As you already note, due to the nature of the JSON parsing means that MongoDB is not open to the same type of "scripting" injection attacks as can possibly be done with an API that allows SQL to pass through it.
For your point 2. The common sense approach is to have only certain operations as endpoints. So such as query
or with update
and basically require authentication on the operations performed by the client. So you would not expose potentially dangerous operations to the API.
Also there is general authentication and roles to consider. So you would only allow the API to perform the actions that are allowed by it's presented "role". That protects you some more without necessarily needing to check this in your code, or at least then just trap the error from an "unauthorized" operation.
Finally for 3. as a possible alternative to checking for the presence of the $where
operator in a provided query ( though the limitations of what you can do get better with each version ), you can actually turn this off on the server using the --noscipting
option.
So there really are quite a few protective measures you can take that helps you avoid "script injection" attacks, but generally speaking the same sort of dangers do not exist.
In general the whole approach depends on a few more things than mentioned in the first answer here, but concerning security the best approach is being paranoid.
Implementing database queries in a REST-API concerning security is a tough job, but I think you made already a good start:
- table-names are not exposed
- queries are reduced to most important parameters and not complete query-code.
What you still should consider and implement:
- any field-names like user
should only be accepted on server-side if they are existing in a predefined array of allowed fields.
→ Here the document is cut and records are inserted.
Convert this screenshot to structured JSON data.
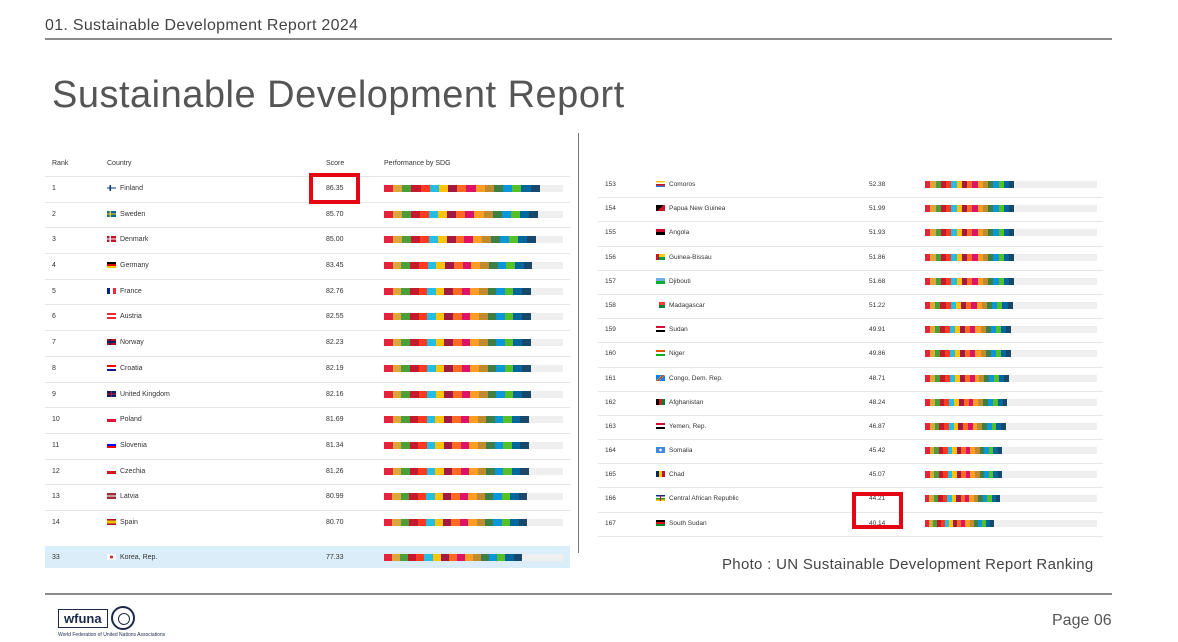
{
  "header": "01. Sustainable Development Report 2024",
  "title": "Sustainable Development Report",
  "left_table": {
    "headers": {
      "rank": "Rank",
      "country": "Country",
      "score": "Score",
      "performance": "Performance by SDG"
    },
    "rows": [
      {
        "rank": "1",
        "country": "Finland",
        "score": "86.35",
        "fill": 0.87
      },
      {
        "rank": "2",
        "country": "Sweden",
        "score": "85.70",
        "fill": 0.86
      },
      {
        "rank": "3",
        "country": "Denmark",
        "score": "85.00",
        "fill": 0.85
      },
      {
        "rank": "4",
        "country": "Germany",
        "score": "83.45",
        "fill": 0.83
      },
      {
        "rank": "5",
        "country": "France",
        "score": "82.76",
        "fill": 0.82
      },
      {
        "rank": "6",
        "country": "Austria",
        "score": "82.55",
        "fill": 0.82
      },
      {
        "rank": "7",
        "country": "Norway",
        "score": "82.23",
        "fill": 0.82
      },
      {
        "rank": "8",
        "country": "Croatia",
        "score": "82.19",
        "fill": 0.82
      },
      {
        "rank": "9",
        "country": "United Kingdom",
        "score": "82.16",
        "fill": 0.82
      },
      {
        "rank": "10",
        "country": "Poland",
        "score": "81.69",
        "fill": 0.81
      },
      {
        "rank": "11",
        "country": "Slovenia",
        "score": "81.34",
        "fill": 0.81
      },
      {
        "rank": "12",
        "country": "Czechia",
        "score": "81.26",
        "fill": 0.81
      },
      {
        "rank": "13",
        "country": "Latvia",
        "score": "80.99",
        "fill": 0.8
      },
      {
        "rank": "14",
        "country": "Spain",
        "score": "80.70",
        "fill": 0.8
      }
    ],
    "highlight_row": {
      "rank": "33",
      "country": "Korea, Rep.",
      "score": "77.33",
      "fill": 0.77
    }
  },
  "right_table": {
    "rows": [
      {
        "rank": "153",
        "country": "Comoros",
        "score": "52.38",
        "fill": 0.52
      },
      {
        "rank": "154",
        "country": "Papua New Guinea",
        "score": "51.99",
        "fill": 0.52
      },
      {
        "rank": "155",
        "country": "Angola",
        "score": "51.93",
        "fill": 0.52
      },
      {
        "rank": "156",
        "country": "Guinea-Bissau",
        "score": "51.86",
        "fill": 0.52
      },
      {
        "rank": "157",
        "country": "Djibouti",
        "score": "51.68",
        "fill": 0.52
      },
      {
        "rank": "158",
        "country": "Madagascar",
        "score": "51.22",
        "fill": 0.51
      },
      {
        "rank": "159",
        "country": "Sudan",
        "score": "49.91",
        "fill": 0.5
      },
      {
        "rank": "160",
        "country": "Niger",
        "score": "49.86",
        "fill": 0.5
      },
      {
        "rank": "161",
        "country": "Congo, Dem. Rep.",
        "score": "48.71",
        "fill": 0.49
      },
      {
        "rank": "162",
        "country": "Afghanistan",
        "score": "48.24",
        "fill": 0.48
      },
      {
        "rank": "163",
        "country": "Yemen, Rep.",
        "score": "46.87",
        "fill": 0.47
      },
      {
        "rank": "164",
        "country": "Somalia",
        "score": "45.42",
        "fill": 0.45
      },
      {
        "rank": "165",
        "country": "Chad",
        "score": "45.07",
        "fill": 0.45
      },
      {
        "rank": "166",
        "country": "Central African Republic",
        "score": "44.21",
        "fill": 0.44
      },
      {
        "rank": "167",
        "country": "South Sudan",
        "score": "40.14",
        "fill": 0.4
      }
    ]
  },
  "sdg_colors": [
    "#e5243b",
    "#dda63a",
    "#4c9f38",
    "#c5192d",
    "#ff3a21",
    "#26bde2",
    "#fcc30b",
    "#a21942",
    "#fd6925",
    "#dd1367",
    "#fd9d24",
    "#bf8b2e",
    "#3f7e44",
    "#0a97d9",
    "#56c02b",
    "#00689d",
    "#19486a"
  ],
  "highlight_color": "#e30613",
  "caption": "Photo : UN  Sustainable Development Report Ranking",
  "logo": {
    "word": "wfuna",
    "subtitle": "World Federation of United Nations Associations"
  },
  "page_label": "Page 06"
}
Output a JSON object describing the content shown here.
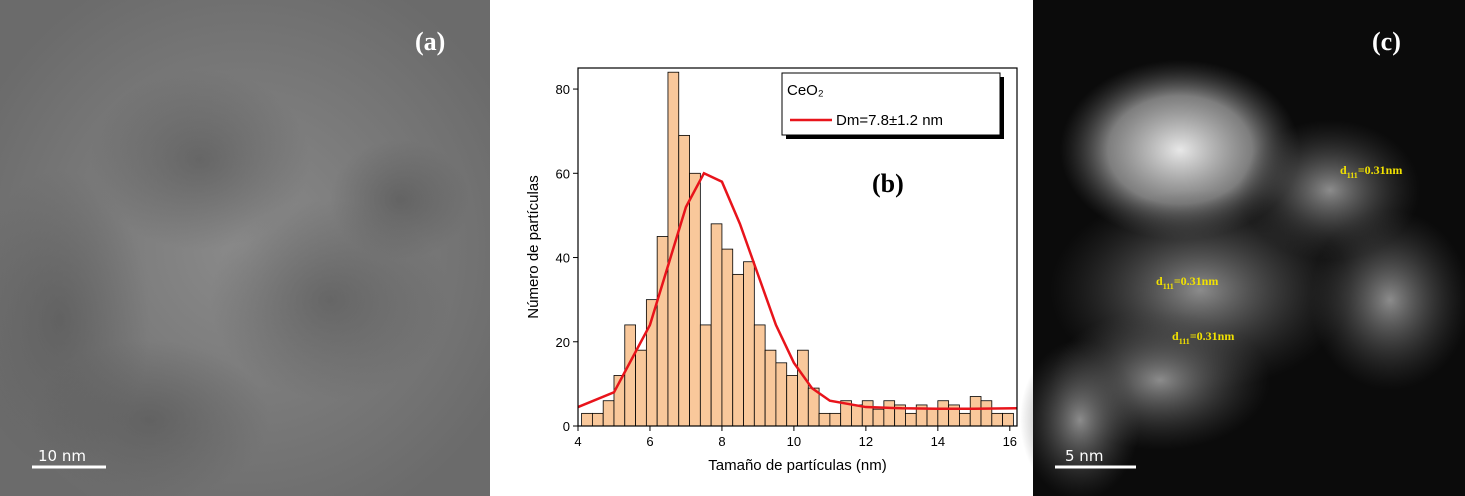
{
  "panels": {
    "a": {
      "label": "(a)",
      "scale_bar": "10 nm"
    },
    "c": {
      "label": "(c)",
      "scale_bar": "5 nm",
      "annotations": [
        {
          "symbol": "d",
          "subscript": "111",
          "text": "=0.31nm"
        },
        {
          "symbol": "d",
          "subscript": "111",
          "text": "=0.31nm"
        },
        {
          "symbol": "d",
          "subscript": "111",
          "text": "=0.31nm"
        }
      ]
    }
  },
  "chart_data": {
    "type": "histogram",
    "annotation": "(b)",
    "x_label": "Tamaño de partículas (nm)",
    "y_label": "Número de partículas",
    "legend_title": "CeO₂",
    "legend_position": "upper right",
    "bins": [
      4.1,
      4.4,
      4.7,
      5.0,
      5.3,
      5.6,
      5.9,
      6.2,
      6.5,
      6.8,
      7.1,
      7.4,
      7.7,
      8.0,
      8.3,
      8.6,
      8.9,
      9.2,
      9.5,
      9.8,
      10.1,
      10.4,
      10.7,
      11.0,
      11.3,
      11.6,
      11.9,
      12.2,
      12.5,
      12.8,
      13.1,
      13.4,
      13.7,
      14.0,
      14.3,
      14.6,
      14.9,
      15.2,
      15.5,
      15.8,
      16.1
    ],
    "values": [
      3,
      3,
      6,
      12,
      24,
      18,
      30,
      45,
      84,
      69,
      60,
      24,
      48,
      42,
      36,
      39,
      24,
      18,
      15,
      12,
      18,
      9,
      3,
      3,
      6,
      5,
      6,
      4,
      6,
      5,
      3,
      5,
      4,
      6,
      5,
      3,
      7,
      6,
      3,
      3
    ],
    "color": "#f9c89b",
    "series": [
      {
        "name": "Dm=7.8±1.2 nm",
        "color": "#e8141b",
        "x": [
          4,
          5,
          6,
          6.5,
          7,
          7.5,
          8,
          8.5,
          9,
          9.5,
          10,
          10.5,
          11,
          12,
          13,
          14,
          15,
          16.2
        ],
        "values": [
          4.5,
          8,
          24,
          38,
          52,
          60,
          58,
          48,
          36,
          24,
          15,
          9,
          6,
          4.5,
          4.2,
          4.1,
          4.1,
          4.2
        ]
      }
    ],
    "xlim": [
      4,
      16.2
    ],
    "ylim": [
      0,
      85
    ],
    "xticks": [
      4,
      6,
      8,
      10,
      12,
      14,
      16
    ],
    "yticks": [
      0,
      20,
      40,
      60,
      80
    ]
  }
}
- allowed fields could vary on base of the user who is using the REST-API, an API-Key or a user-group of API-Users.
- you should use https
to avoid man-in-the-middle-attacks
. Even read-only
data can harm if they are manipulated on the way to the client. Also the installation of https should be tested on a benchmark-site i.e. https://www.htbridge.com/ssl/, just a certificate is not really secure.
- for some operations you could require one-time-hashes for additional security.
- the amount of requests per API-user could be limited, i.e. to 20 or 100 per hour (as low as possible).
- keywords like field-names and SQL like or
, where
, etc. should be mapped, so that they are either compared to an array of allowed expressions like explained above, or in JSON they could be even different and mapped on server-side to real query-expressions. So on client-side it's called perhaps user
but on server-side in the database-table the field is called username
and this fieldname is nowhere exposed to the clients.
- check every API-user if (s)he is allowed to see the requested data. As example some API-users might perhaps only see special user-groups of the data-table but not all.
- never rely on any client-data, validate and control everything, even the choice that is accepted on server-side is already very limited in your example.
- if where-clauses are granular translated in JSON you can allow them too, just strings are hard to validate. It just makes a bit more work, if you map all fields like advised above to keep documentation complete and correct even the fieldnames might be different for API-users than in reality on server-side.